Her father snapped at her over his shoulder, “Feller by the front gate. Needs me!” and on he went.
She looked up and down the street in fright and saw the handful of cavalry, heard again the ugly rattle of shots. Shots not intended for the town’s citizenry, but playing no favorites if the wrong man got in the way. Even as she stood helpless in the doorway, the damp towel twisted in her hands, she saw her father crumple, saw the familiar crimson seeping against his white shirt.
He was coughing when she reached him, the bright, betraying bubbles on his lips. She bent above him and he clutched at her, choking out words.
“Feller needs help. Never … mind … me. Get … him …”
He sagged in her arms and the crimson spread against her white apron. She knew. She had seen men die before. And as suddenly as this. No tears came because what was happening could not be. Her father was needed so badly—by others as well as herself. Doc Blair had always considered God his good friend, and surely He would not reward a life of faithful service by an act such as this. But apparently He had and Lora could only hold her father numbly against her heart while the warm October sun beat upon her head and there was a galloping in the street.
A voice shouted at her suddenly, angrily. “Gawd’s sake, ma’am, get in the house! Y’lost y’senses?”
She looked up dully to note without interest that the boy on the prancing horse wore gray. The wounded horse screamed again and the Confederate soldier hesitated, perhaps counting the waste of good ammunition, then leaned from his saddle to put a bullet through the beast’s head. A moment later he was gone and the horse lay quivering in the dust. Near at hand someone moaned in pain.
“Go get him,” Doc had said. But why should she? If it had not been for that sprawled heap of blue out there in the dusty road her father would not have thrown away his own life, wasted it so cruelly. She held him closer against her heart, but in her mind he seemed to speak to her
sternly from the dimness into which he had gone. “It is wasted if that boy dies too. I came out to save him, Lorie. Now you go do it.”
She knew him so well.
Gently she lowered him to the grass beside the path and got shakily to her feet. The heap of blue in the road had turned into a man with a thick shock of tumbled brown hair and eyes that looked at her in agony as she stepped into the street.
It was a good thing she had worked hard all her life, was strong, for all her small size. Her sturdy hands raised him beneath the armpits, dragged him through the gate. There was blood against his shoulder, more upon his left thigh. He cried out in pain just once and after that bit his lips and did not hinder her.
The steps were hardest to manage, but she got him up them and into the parlor. This would not be the first time it had served as hospital and a cot stood ready. He roused himself then, on good arm and leg, and fell onto it, fainting with pain. She went to work at once in ways her father had taught her. Scissors first, to cut away clinging strands of blue, then warm water.…

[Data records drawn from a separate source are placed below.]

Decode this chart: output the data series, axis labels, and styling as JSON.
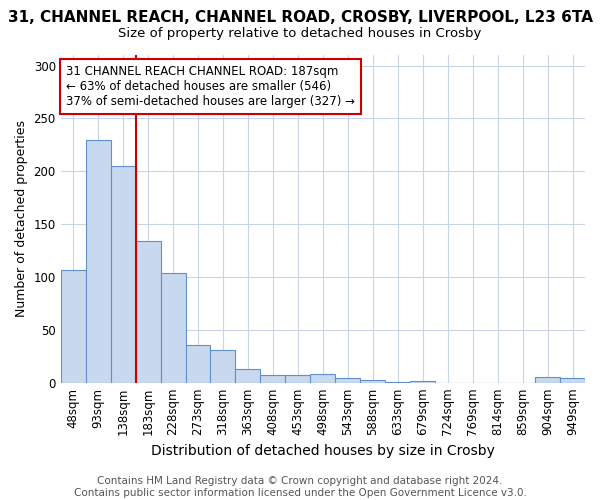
{
  "title": "31, CHANNEL REACH, CHANNEL ROAD, CROSBY, LIVERPOOL, L23 6TA",
  "subtitle": "Size of property relative to detached houses in Crosby",
  "xlabel": "Distribution of detached houses by size in Crosby",
  "ylabel": "Number of detached properties",
  "footer_line1": "Contains HM Land Registry data © Crown copyright and database right 2024.",
  "footer_line2": "Contains public sector information licensed under the Open Government Licence v3.0.",
  "categories": [
    "48sqm",
    "93sqm",
    "138sqm",
    "183sqm",
    "228sqm",
    "273sqm",
    "318sqm",
    "363sqm",
    "408sqm",
    "453sqm",
    "498sqm",
    "543sqm",
    "588sqm",
    "633sqm",
    "679sqm",
    "724sqm",
    "769sqm",
    "814sqm",
    "859sqm",
    "904sqm",
    "949sqm"
  ],
  "values": [
    107,
    230,
    205,
    134,
    104,
    36,
    31,
    13,
    7,
    7,
    8,
    4,
    3,
    1,
    2,
    0,
    0,
    0,
    0,
    5,
    4
  ],
  "bar_color": "#c8d8ee",
  "bar_edge_color": "#6090c8",
  "red_line_x": 3.0,
  "annotation_line1": "31 CHANNEL REACH CHANNEL ROAD: 187sqm",
  "annotation_line2": "← 63% of detached houses are smaller (546)",
  "annotation_line3": "37% of semi-detached houses are larger (327) →",
  "annotation_box_color": "#ffffff",
  "annotation_box_edge_color": "#cc0000",
  "ylim": [
    0,
    310
  ],
  "yticks": [
    0,
    50,
    100,
    150,
    200,
    250,
    300
  ],
  "grid_color": "#c8d4e8",
  "background_color": "#ffffff",
  "title_fontsize": 11,
  "subtitle_fontsize": 9.5,
  "xlabel_fontsize": 10,
  "ylabel_fontsize": 9,
  "tick_fontsize": 8.5,
  "annotation_fontsize": 8.5,
  "footer_fontsize": 7.5
}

She worked like a machine, without thought, without sympathy for the man on the cot, without feeling for herself. Part of her remembered that her father lay in the yard, untended in the bright sun. But she knew he would not care. Not so long as she did his bidding.
October … how long ago. Now it was nearly Christmas.
The ferry had cut its speed and through the spray-dotted glass before her Lora saw the nearness of lights, of land. She went quickly back to the man who lay stretched asleep on the bench where she had left him. As she bent over him she wondered if he would look up and call her “Virginia” as he had done so many times in his long fever and delirium.
A moment of panic swept through her, of sudden intense consciousness. What had she done in marrying Wade Tyler? She knew far better than he that he loved not her, but only his lost Virginia. Knew too, in all honesty, that she did not love him, except in a way of tenderness and pity that she would have felt toward any helpless being.